Therapy after Kidney Cancer Treatment
After surgery that removed all visible cancer, there is still a chance the cancer may return, depending on a number of factors. There is no evidence that pre-operative (neoadjuvant) or post-operative (adjuvant) therapy (either radiation, immunotherapy or chemotherapy) reduces this risk in kidney cancer. Because therapy might expose the patient to toxicity without proven benefit, such kidney cancer treatment should be given only as part of a clinical trial.
Biological Therapy (Immunotherapy)
The standard therapy for renal cell carcinoma involves the use of biological proteins. Several of these proteins regulate the immune system and are normally produced by the body. These proteins (also called cytokines) can be manufactured and administered at higher doses to stimulate a patient’s immune response against the cancer. Interferon-alpha has a 15-20 percent response rate (meaning tumors shrink in these patients).
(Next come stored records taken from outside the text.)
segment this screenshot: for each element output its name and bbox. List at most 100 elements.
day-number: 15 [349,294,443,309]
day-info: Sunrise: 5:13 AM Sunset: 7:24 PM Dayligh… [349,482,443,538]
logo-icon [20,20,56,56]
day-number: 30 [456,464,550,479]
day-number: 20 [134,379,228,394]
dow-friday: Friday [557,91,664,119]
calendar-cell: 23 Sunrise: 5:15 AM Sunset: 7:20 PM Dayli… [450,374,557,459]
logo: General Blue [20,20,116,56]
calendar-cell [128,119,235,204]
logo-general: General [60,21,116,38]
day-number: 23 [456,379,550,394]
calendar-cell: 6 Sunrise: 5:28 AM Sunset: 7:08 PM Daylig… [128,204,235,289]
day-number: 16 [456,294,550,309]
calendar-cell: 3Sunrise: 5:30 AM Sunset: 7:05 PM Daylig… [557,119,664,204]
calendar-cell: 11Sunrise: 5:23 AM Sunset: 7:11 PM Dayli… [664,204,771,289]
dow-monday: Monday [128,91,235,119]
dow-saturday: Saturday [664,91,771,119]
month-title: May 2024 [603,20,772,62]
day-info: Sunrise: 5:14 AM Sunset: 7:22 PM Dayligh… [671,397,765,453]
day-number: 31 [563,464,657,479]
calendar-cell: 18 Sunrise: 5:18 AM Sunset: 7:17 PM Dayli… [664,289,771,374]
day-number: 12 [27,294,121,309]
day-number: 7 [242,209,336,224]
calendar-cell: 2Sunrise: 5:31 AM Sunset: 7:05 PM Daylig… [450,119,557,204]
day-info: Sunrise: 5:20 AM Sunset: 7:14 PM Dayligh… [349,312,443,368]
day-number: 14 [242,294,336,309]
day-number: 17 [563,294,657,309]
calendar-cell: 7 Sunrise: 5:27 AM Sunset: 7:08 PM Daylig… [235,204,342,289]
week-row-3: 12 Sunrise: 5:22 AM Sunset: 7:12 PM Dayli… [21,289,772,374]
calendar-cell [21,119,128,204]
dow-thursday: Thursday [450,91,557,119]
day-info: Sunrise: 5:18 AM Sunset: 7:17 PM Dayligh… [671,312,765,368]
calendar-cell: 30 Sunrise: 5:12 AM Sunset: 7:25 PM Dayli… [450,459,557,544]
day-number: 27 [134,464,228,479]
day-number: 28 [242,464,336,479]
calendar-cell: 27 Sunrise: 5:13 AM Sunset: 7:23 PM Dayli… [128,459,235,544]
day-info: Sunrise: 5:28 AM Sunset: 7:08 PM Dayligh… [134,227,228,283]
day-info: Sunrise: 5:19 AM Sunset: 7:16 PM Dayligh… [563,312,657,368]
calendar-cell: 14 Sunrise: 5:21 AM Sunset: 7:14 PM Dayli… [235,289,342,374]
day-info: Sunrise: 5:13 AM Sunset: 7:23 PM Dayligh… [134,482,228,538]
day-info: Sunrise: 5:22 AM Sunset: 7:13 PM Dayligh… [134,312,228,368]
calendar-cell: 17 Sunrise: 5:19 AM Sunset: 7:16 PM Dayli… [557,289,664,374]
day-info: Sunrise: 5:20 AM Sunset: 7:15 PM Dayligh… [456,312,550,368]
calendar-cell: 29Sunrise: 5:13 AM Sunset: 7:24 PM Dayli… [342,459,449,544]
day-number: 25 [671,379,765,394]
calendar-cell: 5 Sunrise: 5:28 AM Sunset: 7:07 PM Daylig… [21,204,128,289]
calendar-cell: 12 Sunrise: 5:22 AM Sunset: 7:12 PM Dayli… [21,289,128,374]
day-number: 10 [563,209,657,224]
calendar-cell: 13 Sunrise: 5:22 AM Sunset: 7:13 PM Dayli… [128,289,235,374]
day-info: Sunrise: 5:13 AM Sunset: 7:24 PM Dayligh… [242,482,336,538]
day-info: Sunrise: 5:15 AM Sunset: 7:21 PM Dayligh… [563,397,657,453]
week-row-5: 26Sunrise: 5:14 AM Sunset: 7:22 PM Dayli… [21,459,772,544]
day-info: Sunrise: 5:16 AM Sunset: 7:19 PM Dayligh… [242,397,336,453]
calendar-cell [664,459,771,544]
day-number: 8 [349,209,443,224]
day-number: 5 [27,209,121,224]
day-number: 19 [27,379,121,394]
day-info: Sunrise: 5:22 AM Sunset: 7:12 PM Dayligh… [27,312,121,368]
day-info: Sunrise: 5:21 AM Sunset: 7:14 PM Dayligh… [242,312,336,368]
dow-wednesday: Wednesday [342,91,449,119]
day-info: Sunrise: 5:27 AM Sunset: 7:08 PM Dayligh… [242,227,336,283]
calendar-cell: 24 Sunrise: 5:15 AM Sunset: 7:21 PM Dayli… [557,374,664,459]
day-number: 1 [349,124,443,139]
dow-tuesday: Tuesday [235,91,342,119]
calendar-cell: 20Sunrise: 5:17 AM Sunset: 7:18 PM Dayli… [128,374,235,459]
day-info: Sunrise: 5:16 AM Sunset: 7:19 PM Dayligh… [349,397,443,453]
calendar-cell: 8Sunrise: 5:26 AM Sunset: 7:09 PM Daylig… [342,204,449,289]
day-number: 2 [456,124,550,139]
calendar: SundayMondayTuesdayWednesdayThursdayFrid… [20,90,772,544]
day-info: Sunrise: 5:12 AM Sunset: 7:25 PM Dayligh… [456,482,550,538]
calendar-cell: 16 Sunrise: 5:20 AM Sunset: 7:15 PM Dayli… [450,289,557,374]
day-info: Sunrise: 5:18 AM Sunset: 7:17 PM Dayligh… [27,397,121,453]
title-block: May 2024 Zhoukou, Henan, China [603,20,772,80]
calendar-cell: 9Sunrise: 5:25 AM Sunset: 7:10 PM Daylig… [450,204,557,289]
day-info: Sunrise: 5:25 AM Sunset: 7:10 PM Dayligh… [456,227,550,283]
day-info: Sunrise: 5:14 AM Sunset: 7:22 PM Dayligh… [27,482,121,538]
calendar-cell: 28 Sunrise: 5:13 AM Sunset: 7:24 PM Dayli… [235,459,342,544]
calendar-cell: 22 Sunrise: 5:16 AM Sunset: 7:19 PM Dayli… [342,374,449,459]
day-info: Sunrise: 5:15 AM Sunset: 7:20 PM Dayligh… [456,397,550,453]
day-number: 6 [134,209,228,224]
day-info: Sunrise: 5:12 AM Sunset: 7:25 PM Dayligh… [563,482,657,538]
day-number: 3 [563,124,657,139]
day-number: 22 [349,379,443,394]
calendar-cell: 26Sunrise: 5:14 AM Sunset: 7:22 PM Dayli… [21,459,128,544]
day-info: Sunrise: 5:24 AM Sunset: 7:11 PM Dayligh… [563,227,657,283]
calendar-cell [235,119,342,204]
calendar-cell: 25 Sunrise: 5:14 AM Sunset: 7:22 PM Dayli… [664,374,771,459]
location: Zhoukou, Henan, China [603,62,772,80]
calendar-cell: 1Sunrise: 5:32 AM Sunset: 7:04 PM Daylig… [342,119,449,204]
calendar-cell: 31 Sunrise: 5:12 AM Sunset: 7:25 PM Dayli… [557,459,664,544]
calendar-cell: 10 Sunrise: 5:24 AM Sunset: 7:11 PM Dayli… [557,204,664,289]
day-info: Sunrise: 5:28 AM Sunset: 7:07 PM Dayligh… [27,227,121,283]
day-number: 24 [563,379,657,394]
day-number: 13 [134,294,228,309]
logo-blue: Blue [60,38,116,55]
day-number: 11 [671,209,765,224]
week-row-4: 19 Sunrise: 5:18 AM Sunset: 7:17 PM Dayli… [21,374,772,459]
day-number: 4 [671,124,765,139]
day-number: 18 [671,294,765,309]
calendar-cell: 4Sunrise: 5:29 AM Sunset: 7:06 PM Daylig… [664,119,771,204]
Interleukin-2 (IL-2), the only FDA-approved drug for the treatment of renal cell carcinoma, also has a 15-20 percent response rate, including a small number of complete responses (complete disappearance of all tumors) that can be durable. These cytokines are given as injections under the skin three to five times per week and cause flu-like symptoms.
The use of intravenous high-dose IL-2 (in the dosage in which it was approved by the FDA) is sometimes given to younger, healthy patients. It requires admission to an intensive care unit because of potentially fatal toxicity. This treatment may, however, lead to a slightly higher overall and complete response rate and may be appropriate for select, younger patients. Your doctor will discuss using one or both of these cytokines and the dose with you.
Angiogenesis Inhibitors
This new class of anti-cancer drugs attempts to reduce tumor growth by inhibiting the formation of new blood vessels around tumors. There are many different drugs designed to accomplish this. These new drugs include bevacizumab (Avastin), SU11248 (Sutent) and BAY 43-9006 (sorafenib; Nexavar) which are now being evaluated in clinical trials. Preliminary results show tumor responses in 10-40 percent of patients.